District Court judge Ken Anderson has submitted his resignation.
The resignation letter was sent to the Governor's Office Monday. It is one sentence long. In Governor Perry's acceptance letter he says he's grateful for Ken Anderson's service to the state of Texas.
Anderson was sworn in as a District Judge in 2002. Before that he served as a Williamson County District Attorney for 16 and a half years and as Assistant District Attorney for five and a half years.
Anderson prosecuted Michael Morton in 1987 for the murder of his wife. Morton was exonerated in 2011 based on DNA evidence and Anderson now faces criminal charges
In April, a court of inquiry determined Anderson intentionally concealed evidence favorable to Morton's defense. Mr. Morton's attorneys by Barry Scheck and John Raley provided us with this comment:
"Judge Ken Anderson's resignation is long overdue, and we have little doubt that the voters would not have reelected him in next year's contest. He still admits no wrongdoing and shows no real remorse, claiming it was ‘the system' not Ken Anderson, that failed Michael Morton. We look forward to an adjudication of the pending disciplinary action brought by the state bar as well as the pending criminal charges. Judge Anderson deserves a fair trial, but if there are findings against him in either proceeding, we would expect that appropriate penalties be imposed."

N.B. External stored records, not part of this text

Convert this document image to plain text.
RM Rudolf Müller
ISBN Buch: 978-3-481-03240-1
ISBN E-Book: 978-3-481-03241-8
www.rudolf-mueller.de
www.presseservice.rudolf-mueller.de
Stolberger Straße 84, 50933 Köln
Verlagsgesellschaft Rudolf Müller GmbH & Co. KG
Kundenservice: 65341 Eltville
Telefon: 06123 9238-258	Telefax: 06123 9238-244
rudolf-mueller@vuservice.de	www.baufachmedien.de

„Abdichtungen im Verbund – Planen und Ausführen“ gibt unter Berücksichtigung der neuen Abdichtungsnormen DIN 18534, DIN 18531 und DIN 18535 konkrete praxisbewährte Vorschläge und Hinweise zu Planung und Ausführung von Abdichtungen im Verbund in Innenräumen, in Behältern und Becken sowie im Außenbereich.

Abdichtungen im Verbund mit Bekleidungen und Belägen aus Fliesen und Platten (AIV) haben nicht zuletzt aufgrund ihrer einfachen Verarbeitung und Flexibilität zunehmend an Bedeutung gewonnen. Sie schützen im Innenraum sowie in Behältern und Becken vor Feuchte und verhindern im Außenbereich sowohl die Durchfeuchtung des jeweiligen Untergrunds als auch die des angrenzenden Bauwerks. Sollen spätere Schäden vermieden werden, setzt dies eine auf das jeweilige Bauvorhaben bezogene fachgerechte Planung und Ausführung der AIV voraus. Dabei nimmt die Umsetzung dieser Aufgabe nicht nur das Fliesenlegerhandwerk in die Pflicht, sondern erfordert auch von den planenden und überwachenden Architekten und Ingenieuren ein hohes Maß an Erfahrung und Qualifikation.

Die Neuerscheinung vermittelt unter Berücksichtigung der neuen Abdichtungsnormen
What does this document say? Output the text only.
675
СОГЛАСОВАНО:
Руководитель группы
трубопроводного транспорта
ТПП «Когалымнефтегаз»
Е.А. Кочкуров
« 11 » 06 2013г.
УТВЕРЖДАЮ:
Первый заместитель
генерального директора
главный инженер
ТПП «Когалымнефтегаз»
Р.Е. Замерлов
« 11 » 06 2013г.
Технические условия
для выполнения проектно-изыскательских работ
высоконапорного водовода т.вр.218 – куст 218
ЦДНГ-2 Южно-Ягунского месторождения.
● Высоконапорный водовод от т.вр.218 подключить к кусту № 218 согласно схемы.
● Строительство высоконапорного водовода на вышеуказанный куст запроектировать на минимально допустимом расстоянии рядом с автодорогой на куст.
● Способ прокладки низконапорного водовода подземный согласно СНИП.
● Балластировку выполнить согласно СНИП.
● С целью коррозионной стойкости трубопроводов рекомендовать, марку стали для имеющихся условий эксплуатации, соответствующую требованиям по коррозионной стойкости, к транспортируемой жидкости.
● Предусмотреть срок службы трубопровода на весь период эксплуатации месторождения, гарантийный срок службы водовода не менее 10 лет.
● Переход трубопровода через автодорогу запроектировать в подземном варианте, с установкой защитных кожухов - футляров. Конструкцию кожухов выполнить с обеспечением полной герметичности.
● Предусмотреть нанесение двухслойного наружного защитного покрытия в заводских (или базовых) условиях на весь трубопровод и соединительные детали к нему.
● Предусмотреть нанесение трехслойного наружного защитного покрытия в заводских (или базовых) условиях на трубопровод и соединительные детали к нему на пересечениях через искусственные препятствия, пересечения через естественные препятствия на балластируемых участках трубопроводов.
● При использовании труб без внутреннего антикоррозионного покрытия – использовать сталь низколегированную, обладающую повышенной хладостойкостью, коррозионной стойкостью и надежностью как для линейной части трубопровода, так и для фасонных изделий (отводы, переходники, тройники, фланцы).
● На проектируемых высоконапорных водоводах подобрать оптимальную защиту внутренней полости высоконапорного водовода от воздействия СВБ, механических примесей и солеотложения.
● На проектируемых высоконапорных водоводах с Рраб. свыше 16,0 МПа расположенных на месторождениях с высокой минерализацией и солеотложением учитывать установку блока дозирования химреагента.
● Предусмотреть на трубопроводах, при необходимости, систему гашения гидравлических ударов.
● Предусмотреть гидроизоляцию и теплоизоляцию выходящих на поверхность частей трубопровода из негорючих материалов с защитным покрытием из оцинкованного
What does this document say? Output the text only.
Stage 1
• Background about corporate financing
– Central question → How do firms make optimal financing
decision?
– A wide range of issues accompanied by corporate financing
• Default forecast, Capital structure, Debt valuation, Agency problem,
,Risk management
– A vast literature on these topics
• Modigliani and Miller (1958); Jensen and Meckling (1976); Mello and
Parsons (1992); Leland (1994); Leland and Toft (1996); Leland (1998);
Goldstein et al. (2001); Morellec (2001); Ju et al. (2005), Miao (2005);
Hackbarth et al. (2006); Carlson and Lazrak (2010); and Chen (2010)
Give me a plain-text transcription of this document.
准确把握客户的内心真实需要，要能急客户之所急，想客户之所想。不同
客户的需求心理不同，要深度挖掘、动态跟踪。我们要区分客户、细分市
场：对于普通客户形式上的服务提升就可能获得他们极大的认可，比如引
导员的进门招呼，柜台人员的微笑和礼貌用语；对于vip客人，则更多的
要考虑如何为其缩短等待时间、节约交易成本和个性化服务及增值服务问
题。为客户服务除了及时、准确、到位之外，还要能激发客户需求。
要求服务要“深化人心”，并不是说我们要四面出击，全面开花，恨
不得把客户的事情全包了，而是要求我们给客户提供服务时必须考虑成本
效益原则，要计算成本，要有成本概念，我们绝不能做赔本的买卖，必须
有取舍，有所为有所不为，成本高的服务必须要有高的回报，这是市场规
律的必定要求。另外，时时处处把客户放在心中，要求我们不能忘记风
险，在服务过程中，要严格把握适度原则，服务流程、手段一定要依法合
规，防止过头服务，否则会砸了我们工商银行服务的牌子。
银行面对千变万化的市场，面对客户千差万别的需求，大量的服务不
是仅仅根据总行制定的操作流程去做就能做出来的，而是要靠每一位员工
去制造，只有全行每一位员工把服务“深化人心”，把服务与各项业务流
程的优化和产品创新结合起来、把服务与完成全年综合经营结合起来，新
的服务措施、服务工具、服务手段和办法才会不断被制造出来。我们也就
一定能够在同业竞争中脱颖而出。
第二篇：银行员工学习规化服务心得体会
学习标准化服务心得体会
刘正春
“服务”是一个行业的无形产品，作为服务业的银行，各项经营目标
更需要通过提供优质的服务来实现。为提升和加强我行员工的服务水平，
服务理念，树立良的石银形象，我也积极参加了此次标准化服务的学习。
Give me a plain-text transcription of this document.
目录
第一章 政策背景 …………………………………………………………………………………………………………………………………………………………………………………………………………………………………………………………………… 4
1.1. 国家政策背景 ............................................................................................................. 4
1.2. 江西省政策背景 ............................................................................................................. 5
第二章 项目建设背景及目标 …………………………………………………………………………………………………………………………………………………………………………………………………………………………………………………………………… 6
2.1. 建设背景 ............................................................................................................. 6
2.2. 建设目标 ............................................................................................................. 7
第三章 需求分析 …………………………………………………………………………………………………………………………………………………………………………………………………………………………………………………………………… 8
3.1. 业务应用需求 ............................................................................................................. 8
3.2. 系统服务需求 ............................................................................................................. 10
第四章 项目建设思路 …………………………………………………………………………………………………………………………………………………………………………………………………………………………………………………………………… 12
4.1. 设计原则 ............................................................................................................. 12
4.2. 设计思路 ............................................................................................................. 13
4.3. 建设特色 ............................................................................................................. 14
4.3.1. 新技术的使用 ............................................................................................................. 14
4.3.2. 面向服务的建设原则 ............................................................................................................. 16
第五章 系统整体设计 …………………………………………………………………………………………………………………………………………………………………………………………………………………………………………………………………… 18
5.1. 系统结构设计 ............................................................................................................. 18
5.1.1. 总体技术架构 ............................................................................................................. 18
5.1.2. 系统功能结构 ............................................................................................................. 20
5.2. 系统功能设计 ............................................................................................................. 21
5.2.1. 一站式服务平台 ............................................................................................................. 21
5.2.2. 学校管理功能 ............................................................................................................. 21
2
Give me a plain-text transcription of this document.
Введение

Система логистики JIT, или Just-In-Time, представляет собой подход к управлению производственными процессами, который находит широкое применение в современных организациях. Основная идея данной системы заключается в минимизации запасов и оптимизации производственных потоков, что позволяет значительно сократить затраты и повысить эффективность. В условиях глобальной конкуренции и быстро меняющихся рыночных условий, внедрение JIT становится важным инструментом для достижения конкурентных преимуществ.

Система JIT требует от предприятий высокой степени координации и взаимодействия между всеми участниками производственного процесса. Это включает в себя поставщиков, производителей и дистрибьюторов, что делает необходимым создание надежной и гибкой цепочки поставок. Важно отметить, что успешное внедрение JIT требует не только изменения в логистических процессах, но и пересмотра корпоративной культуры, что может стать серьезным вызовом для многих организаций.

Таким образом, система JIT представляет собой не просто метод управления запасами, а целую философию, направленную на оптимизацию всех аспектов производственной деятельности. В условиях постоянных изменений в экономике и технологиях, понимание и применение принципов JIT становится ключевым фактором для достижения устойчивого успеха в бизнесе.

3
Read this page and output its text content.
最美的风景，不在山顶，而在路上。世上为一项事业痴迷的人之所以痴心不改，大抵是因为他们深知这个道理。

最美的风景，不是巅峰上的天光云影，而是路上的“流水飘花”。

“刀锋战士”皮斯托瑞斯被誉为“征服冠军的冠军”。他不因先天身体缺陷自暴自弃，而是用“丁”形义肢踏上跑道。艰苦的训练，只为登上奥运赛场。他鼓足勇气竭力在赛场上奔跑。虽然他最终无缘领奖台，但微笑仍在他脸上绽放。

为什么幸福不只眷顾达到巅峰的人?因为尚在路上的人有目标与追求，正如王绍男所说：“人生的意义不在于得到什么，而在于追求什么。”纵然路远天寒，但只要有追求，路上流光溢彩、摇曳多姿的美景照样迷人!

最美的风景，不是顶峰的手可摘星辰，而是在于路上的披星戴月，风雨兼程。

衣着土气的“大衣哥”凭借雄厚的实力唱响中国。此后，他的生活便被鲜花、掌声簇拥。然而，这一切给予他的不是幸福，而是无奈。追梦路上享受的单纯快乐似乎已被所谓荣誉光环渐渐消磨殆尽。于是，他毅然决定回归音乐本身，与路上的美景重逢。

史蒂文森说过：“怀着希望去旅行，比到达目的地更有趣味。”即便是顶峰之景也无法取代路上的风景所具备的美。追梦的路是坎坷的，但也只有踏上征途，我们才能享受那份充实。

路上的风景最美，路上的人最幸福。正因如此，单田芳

Morton's attorneys claim the evidence kept from them during trial include statements from Morton's son, who witnessed the killing, saying his father was not responsible and interviews with neighbors who told authorities they saw a man park a green van close to the Morton home before the slaying.
According to the Employees Retirement System of Texas, a member who is impeached or removed from office for official misconduct may not receive benefit payments. A representative with the Retirement Benefits for Judicial Officers says Anderson will not lose his retirement benefits because he's already stepped down.
A trial date for Anderson has not been set. If convicted he could face 10 years in prison.